なのに、思いっきりお兄ちゃんの前で話しちゃった!

絶対怒られる……!




どういうことだ?と笑顔で凄むお兄ちゃん。

言い訳を頭の中で探すけれど、考えても考えてもそれは見つからず。

いっそ正直に話して怒られちゃった方が楽かな、と困り果てているところに、「吉良くん」と救いの手が差し伸べられた。
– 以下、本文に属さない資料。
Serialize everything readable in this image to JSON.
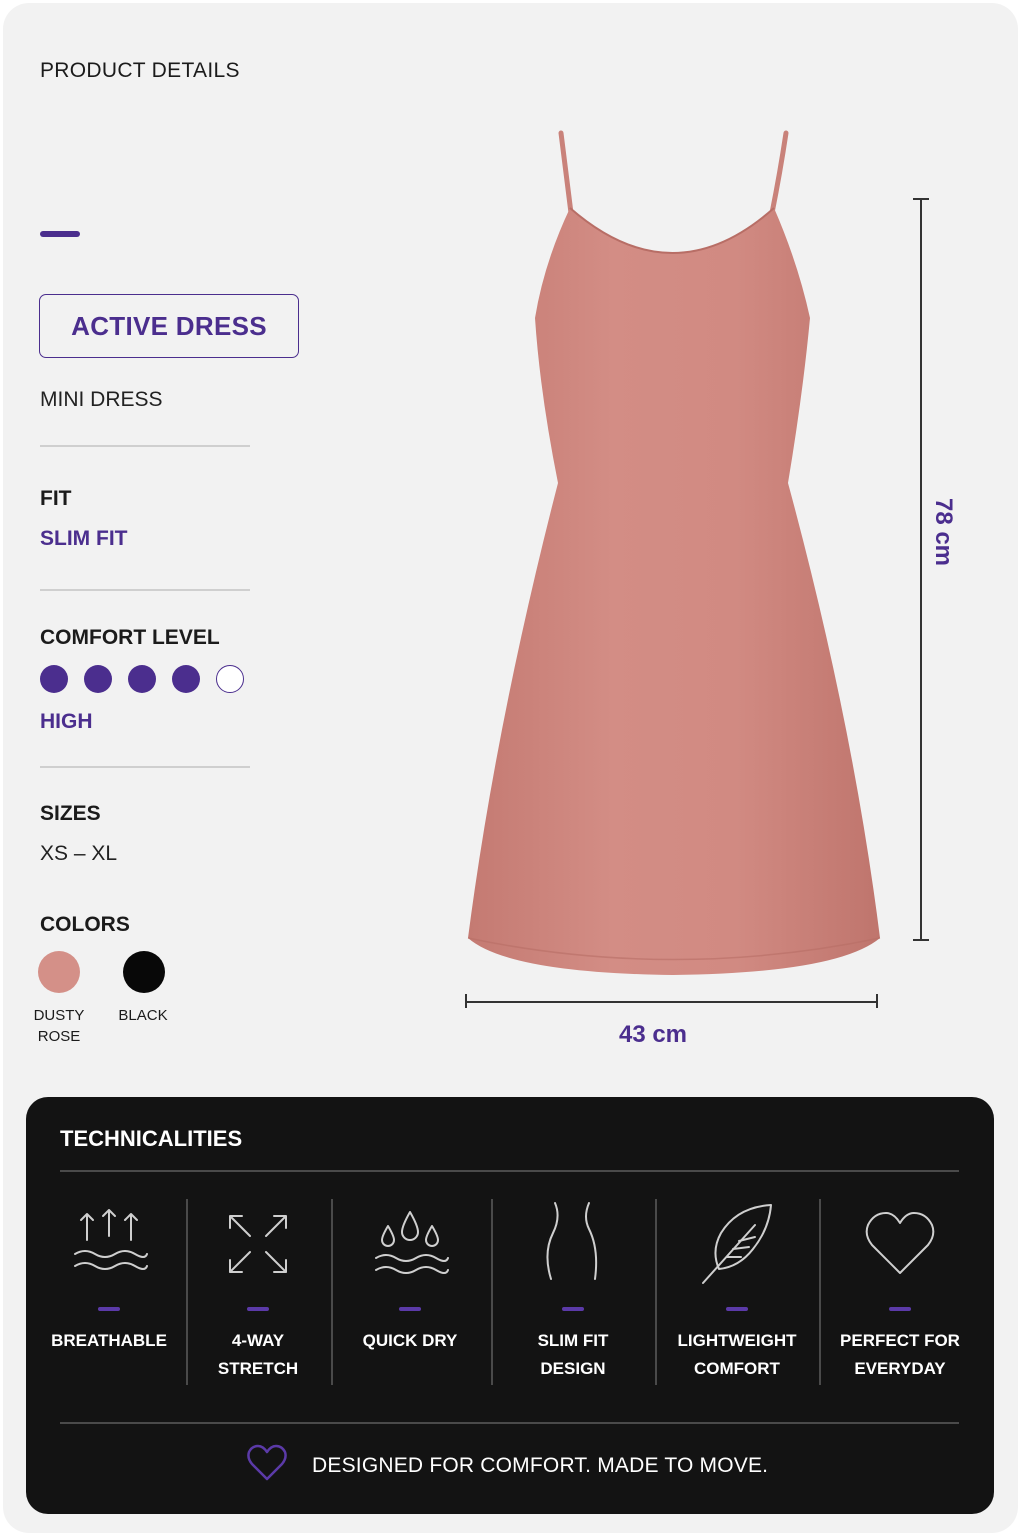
{
  "header": {
    "title": "PRODUCT DETAILS"
  },
  "product": {
    "name": "ACTIVE DRESS",
    "type": "MINI DRESS"
  },
  "fit": {
    "label": "FIT",
    "value": "SLIM FIT"
  },
  "comfort": {
    "label": "COMFORT LEVEL",
    "rating": 4,
    "max": 5,
    "value": "HIGH"
  },
  "sizes": {
    "label": "SIZES",
    "value": "XS – XL"
  },
  "colors": {
    "label": "COLORS",
    "options": [
      {
        "name_line1": "DUSTY",
        "name_line2": "ROSE",
        "hex": "#d49088"
      },
      {
        "name_line1": "BLACK",
        "name_line2": "",
        "hex": "#080808"
      }
    ]
  },
  "dimensions": {
    "height": "78 cm",
    "width": "43 cm"
  },
  "technicalities": {
    "title": "TECHNICALITIES",
    "features": [
      {
        "line1": "BREATHABLE",
        "line2": "",
        "icon": "breathable-icon"
      },
      {
        "line1": "4-WAY",
        "line2": "STRETCH",
        "icon": "stretch-icon"
      },
      {
        "line1": "QUICK DRY",
        "line2": "",
        "icon": "quick-dry-icon"
      },
      {
        "line1": "SLIM FIT",
        "line2": "DESIGN",
        "icon": "slim-fit-icon"
      },
      {
        "line1": "LIGHTWEIGHT",
        "line2": "COMFORT",
        "icon": "feather-icon"
      },
      {
        "line1": "PERFECT FOR",
        "line2": "EVERYDAY",
        "icon": "heart-icon"
      }
    ],
    "tagline": "DESIGNED FOR COMFORT. MADE TO MOVE."
  },
  "colors_theme": {
    "accent": "#4b2e8e",
    "dress": "#d08a82",
    "panel": "#131313",
    "background": "#f2f2f2"
  }
}
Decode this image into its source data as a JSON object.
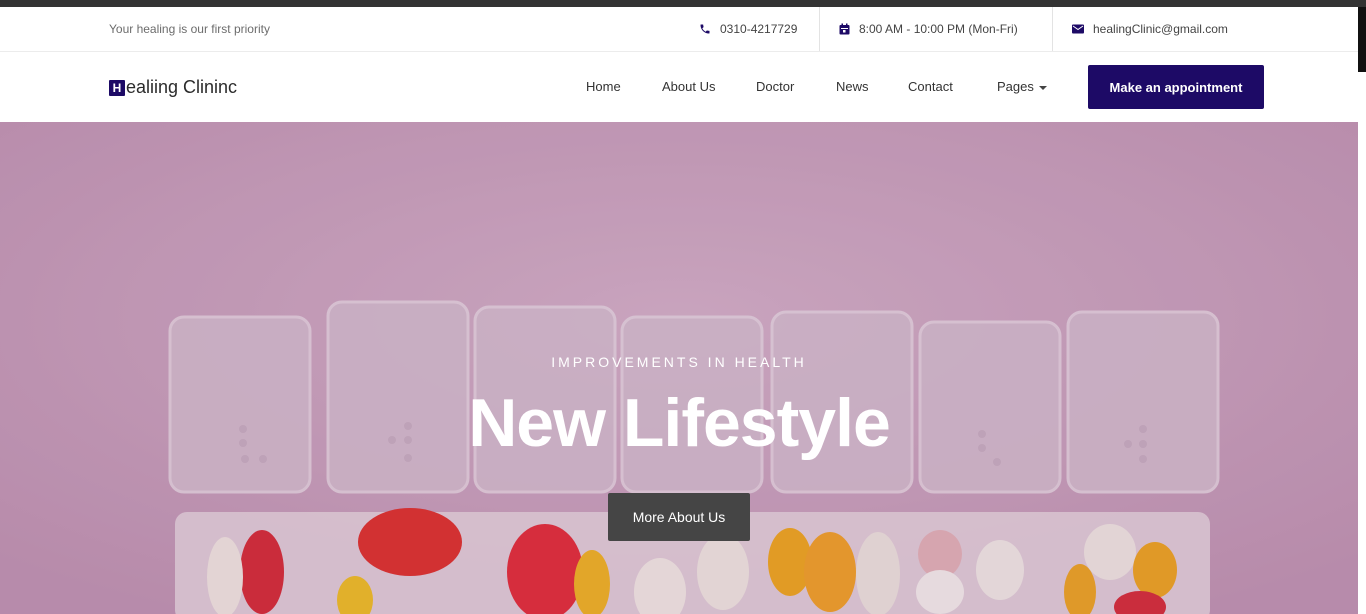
{
  "topbar": {
    "tagline": "Your healing is our first priority",
    "phone": "0310-4217729",
    "hours": "8:00 AM - 10:00 PM (Mon-Fri)",
    "email": "healingClinic@gmail.com"
  },
  "brand": {
    "logo_letter": "H",
    "logo_rest": "ealiing Clininc",
    "accent": "#1d0a66"
  },
  "nav": {
    "items": [
      "Home",
      "About Us",
      "Doctor",
      "News",
      "Contact",
      "Pages"
    ],
    "cta": "Make an appointment"
  },
  "hero": {
    "eyebrow": "IMPROVEMENTS IN HEALTH",
    "title": "New Lifestyle",
    "button": "More About Us"
  },
  "icons": {
    "phone": "phone-icon",
    "calendar": "calendar-icon",
    "mail": "mail-icon",
    "dropdown": "caret-down-icon"
  }
}
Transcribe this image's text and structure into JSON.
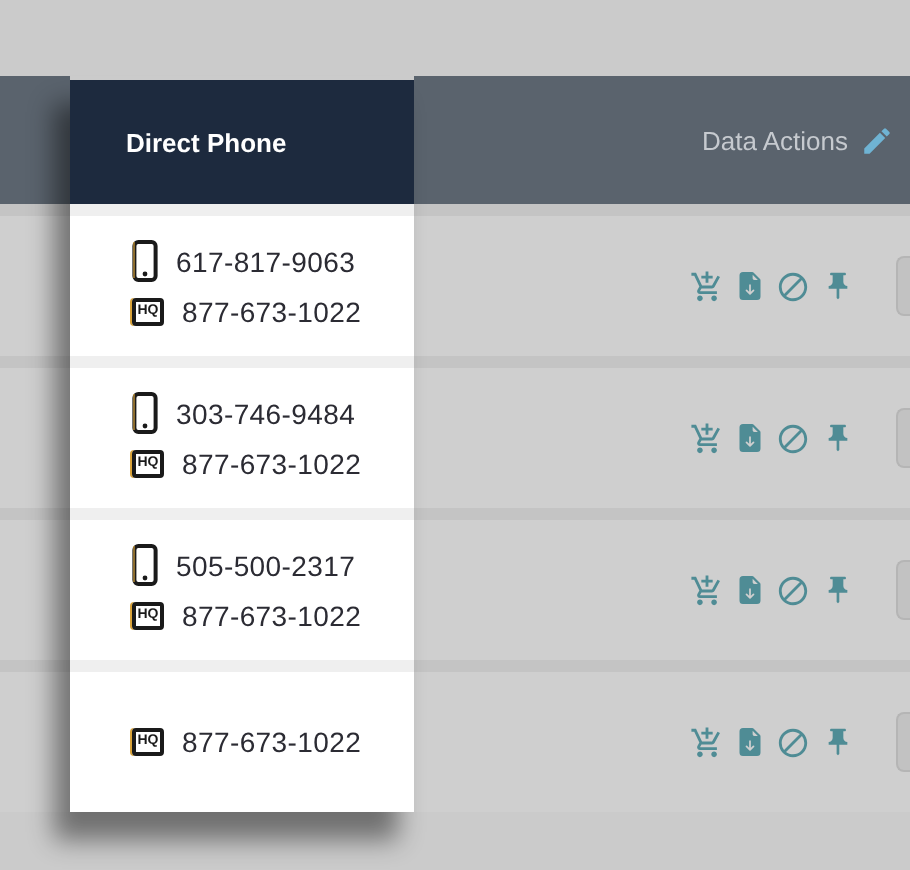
{
  "table": {
    "columns": [
      {
        "label": "Direct Phone",
        "highlighted": true
      },
      {
        "label": "Data Actions",
        "highlighted": false
      }
    ],
    "rows": [
      {
        "phones": [
          {
            "kind": "mobile",
            "number": "617-817-9063"
          },
          {
            "kind": "hq",
            "badge": "HQ",
            "number": "877-673-1022"
          }
        ]
      },
      {
        "phones": [
          {
            "kind": "mobile",
            "number": "303-746-9484"
          },
          {
            "kind": "hq",
            "badge": "HQ",
            "number": "877-673-1022"
          }
        ]
      },
      {
        "phones": [
          {
            "kind": "mobile",
            "number": "505-500-2317"
          },
          {
            "kind": "hq",
            "badge": "HQ",
            "number": "877-673-1022"
          }
        ]
      },
      {
        "phones": [
          {
            "kind": "hq",
            "badge": "HQ",
            "number": "877-673-1022"
          }
        ]
      }
    ]
  }
}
「今は過ぎたことを気にしてる場合じゃないと思うよ。遊佐のことは置いておいて、こっちが本題。」



そう言うと美琴はスマホを取り出した。

幾つか画面を操作して、それを私に手渡す。



受け取ったスマホの画面には、“陰飛羽生の掲示板”と書かれていて。


その中で一際目立つ赤い字で書かれたその文字を見て、私の思考は停止した。




《水南のアオについて知ってる奴は書いていけ》





“知ってる!”

“アオ?誰だよ”

“東西南北の総長の姫でしょ。”

“kwsk”

“美人なの?”

“アオって何?本名?誰か画像ないの?”




「水南の、アオって……」




私の偽名だ。

公共の電波で“アオ”が話題になってる?!





「まぁ……噂にならねえ方がおかしいか。」

「良くも悪くも目立つからねぇ、僕ら。」




呆然としている私からスマホを奪い取るお兄ちゃん。

更にそれはお兄ちゃんから夜白へと手渡された。





「初伊ちゃん、一つ聞いていい?」

「………あ、ごめん。何?」

「そこにアオは“東西南北の総長の姫”って書いてるんだけど、北原君に会ったりしてないよね?」




未だに思考をトリップしている私に美琴はそう聞いた。


北原君?

誰だろう。

北原と聞いて思いつくのは天音先輩しかいなくて、その旨を告げると、良かったぁと漏れた安堵の声。